Configuration Metadata

This covers the details of object instantiation details of the application and also the details about inter-object dependencies. Depending on the form in which the metadata is supplied, the Spring framework would be required to use the corresponding type of IoC Container. The simplest and most popular form in which the metadata is supplied to the Spring framework is a simple and intuitive XML format. Evidently the XmlBeanFactory implementation of the BeanFactory interface is used as the Spring IoC Container in this case.

The other forms in which the configuration metadata can be supplied to the Spring framework are: using the Java Properties format, using Spring's public APIs to specify the metadata programmatically. Below is an image (taken from SpringFramework) which shows how all these pieces (POJOs, Config Metadata, and Container) magically fit together to produce a fully configured system ready to be used.

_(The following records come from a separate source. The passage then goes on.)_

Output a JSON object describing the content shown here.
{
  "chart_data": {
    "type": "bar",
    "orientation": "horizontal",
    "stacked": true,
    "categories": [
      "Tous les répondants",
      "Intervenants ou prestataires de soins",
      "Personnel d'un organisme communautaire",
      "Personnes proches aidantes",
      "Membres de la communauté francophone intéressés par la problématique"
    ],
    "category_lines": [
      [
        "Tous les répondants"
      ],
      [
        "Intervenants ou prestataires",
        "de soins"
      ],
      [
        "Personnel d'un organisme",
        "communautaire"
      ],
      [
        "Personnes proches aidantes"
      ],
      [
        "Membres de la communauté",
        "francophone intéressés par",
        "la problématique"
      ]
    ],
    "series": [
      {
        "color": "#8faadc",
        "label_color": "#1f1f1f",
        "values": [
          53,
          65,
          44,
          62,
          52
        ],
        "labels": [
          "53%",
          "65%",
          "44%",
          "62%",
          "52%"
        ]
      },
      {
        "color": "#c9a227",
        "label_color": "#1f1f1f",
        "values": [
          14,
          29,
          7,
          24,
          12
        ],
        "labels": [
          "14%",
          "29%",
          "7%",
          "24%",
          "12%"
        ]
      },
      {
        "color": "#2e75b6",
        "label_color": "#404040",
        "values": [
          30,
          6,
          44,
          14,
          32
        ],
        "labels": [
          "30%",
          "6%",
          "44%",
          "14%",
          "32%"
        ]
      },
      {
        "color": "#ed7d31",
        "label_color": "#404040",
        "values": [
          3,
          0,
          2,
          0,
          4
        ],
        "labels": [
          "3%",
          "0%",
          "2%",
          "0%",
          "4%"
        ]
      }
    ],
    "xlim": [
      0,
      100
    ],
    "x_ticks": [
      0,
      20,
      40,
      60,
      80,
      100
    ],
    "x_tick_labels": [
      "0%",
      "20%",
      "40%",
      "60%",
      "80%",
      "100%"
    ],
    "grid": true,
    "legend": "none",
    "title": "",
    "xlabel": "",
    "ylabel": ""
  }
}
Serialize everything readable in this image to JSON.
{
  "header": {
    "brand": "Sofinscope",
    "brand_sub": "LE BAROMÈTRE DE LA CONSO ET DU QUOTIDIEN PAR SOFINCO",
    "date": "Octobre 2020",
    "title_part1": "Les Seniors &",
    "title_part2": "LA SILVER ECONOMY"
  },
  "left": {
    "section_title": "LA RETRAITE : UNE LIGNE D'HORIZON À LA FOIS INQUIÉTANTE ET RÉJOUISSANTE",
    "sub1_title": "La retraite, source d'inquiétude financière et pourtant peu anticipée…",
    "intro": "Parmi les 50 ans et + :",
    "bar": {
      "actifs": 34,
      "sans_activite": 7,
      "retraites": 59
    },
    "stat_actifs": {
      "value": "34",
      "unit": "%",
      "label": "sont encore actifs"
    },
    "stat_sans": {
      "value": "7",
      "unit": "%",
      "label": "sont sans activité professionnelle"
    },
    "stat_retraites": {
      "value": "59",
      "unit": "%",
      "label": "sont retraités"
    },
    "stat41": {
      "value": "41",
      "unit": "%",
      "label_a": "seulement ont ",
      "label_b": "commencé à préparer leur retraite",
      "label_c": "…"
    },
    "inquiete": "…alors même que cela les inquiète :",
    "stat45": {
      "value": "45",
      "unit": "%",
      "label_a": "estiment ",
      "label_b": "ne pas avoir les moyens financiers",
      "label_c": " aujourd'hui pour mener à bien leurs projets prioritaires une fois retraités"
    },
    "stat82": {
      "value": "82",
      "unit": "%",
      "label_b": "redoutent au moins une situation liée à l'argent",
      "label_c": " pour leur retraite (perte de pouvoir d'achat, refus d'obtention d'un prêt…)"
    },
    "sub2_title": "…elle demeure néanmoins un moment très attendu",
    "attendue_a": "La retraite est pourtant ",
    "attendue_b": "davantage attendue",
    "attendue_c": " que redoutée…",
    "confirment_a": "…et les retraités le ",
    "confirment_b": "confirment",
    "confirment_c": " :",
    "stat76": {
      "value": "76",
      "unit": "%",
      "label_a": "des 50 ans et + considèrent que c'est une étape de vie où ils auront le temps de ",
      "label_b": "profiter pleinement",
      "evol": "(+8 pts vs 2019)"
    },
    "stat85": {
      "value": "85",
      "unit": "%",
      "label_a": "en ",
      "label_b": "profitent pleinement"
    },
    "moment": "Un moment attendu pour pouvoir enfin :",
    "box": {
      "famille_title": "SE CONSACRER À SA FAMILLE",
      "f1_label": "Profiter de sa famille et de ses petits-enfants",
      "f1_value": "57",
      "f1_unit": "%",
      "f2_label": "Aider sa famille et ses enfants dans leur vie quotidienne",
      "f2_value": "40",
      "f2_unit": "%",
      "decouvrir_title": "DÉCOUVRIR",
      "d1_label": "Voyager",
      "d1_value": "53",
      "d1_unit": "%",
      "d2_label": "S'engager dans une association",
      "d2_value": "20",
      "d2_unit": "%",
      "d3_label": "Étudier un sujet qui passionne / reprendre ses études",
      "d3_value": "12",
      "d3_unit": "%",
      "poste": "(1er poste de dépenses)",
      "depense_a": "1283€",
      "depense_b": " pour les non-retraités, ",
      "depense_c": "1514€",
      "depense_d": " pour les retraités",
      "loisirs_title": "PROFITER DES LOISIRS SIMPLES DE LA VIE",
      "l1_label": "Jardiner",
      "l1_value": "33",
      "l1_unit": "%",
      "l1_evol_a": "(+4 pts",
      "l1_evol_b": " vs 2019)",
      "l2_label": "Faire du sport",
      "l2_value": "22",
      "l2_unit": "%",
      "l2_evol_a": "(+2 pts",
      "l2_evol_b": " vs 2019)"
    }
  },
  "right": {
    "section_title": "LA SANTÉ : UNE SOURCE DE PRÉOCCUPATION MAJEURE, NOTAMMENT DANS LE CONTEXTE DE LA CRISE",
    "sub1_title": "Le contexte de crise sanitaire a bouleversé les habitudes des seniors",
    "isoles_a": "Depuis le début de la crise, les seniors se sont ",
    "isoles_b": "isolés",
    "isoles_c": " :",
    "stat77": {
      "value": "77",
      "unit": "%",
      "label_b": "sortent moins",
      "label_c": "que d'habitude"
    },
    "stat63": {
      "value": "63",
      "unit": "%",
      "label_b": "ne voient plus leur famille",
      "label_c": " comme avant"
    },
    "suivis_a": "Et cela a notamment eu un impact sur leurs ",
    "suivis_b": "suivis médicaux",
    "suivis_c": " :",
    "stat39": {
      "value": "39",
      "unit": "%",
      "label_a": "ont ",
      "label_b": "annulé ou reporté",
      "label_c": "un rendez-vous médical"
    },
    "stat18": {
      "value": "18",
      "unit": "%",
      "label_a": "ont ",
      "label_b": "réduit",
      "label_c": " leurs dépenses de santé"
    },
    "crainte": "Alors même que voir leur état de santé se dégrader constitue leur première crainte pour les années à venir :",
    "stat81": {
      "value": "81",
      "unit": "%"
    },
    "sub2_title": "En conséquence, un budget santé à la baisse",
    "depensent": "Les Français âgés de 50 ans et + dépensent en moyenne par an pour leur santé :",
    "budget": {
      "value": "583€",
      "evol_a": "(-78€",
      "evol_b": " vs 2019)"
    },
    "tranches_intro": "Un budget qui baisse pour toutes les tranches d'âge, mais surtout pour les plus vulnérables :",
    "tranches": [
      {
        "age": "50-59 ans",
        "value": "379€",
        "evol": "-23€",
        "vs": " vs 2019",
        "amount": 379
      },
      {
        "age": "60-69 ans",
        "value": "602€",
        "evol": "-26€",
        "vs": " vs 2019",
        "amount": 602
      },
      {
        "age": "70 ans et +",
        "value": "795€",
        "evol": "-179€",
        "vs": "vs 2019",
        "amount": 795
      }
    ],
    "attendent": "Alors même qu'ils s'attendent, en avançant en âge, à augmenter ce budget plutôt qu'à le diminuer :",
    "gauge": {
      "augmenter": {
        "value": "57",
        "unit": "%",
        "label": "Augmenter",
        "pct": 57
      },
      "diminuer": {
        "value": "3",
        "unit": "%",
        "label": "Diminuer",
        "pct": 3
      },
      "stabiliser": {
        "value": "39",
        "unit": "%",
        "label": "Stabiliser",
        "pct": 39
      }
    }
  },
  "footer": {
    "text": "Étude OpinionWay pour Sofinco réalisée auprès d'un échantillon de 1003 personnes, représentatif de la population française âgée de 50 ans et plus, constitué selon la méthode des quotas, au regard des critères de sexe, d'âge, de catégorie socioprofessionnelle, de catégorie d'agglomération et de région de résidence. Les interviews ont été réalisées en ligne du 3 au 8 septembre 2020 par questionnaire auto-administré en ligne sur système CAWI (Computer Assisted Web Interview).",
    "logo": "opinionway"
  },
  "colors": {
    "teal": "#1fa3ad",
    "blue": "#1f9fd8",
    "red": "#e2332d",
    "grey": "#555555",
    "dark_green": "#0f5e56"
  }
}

Pictorial representation of how the Spring Container magically produces a fully configured system ready to be used
Instantiating the Spring IoC Container

Not always you would be required to instantiate a Spring IoC Container explicitly like in case of a Web Application some 8 lines of boilerplate code written in the Web Descriptor file named web.xml will do that for us. Otherwise we would be required to write just a few lines explicitly to instantiate the Container.

Configuration Metadata files are passed to the BeanFactory or ApplicationContext constructors in form of objects of type Resource which encapsulates the metadata details as obtained from external resources like the local file system, from the Java CLASSPATH, etc.

Few examples of Container instantiation are:

Resource resource = new FileSystemResource("beans.xml");
BeanFactory beanFactory = new XmlBeanfactory(resource);


ClassPathResource classPathResource = new ClassPathResource("beans.xml");
BeanFactory beanFactory = new XmlBeanFactory(classPathResource);


String[] appContextResorce = new String[] {"applicationContext.xml", "applicationContext-part2.xml"};
ApplicationContext applicationContext = new ClassPathXmlApplicationContext(appContextResource);
BeanFactory beanFactory = (BeanFactory)applicationContext;

Which all beans/objects will have their configuration details in the Spring configuration metadata?

Well... the configuration metadata needs to have the definition of at least one bean which the container would manage. How many other bean definitions would be captured by the configuration metadata, is something which depends upon your application requirements. Spring framework supports enormous possibilities and hence it's probably limited to your application requirements and your imagination.

Some of the common entries in the configuration metadata include service layer objects, DAOs, presentation layer objects such as Struts Action instances, infrastructure objects such as Hibernate SessionFactory instances, JMS Queue references, etc.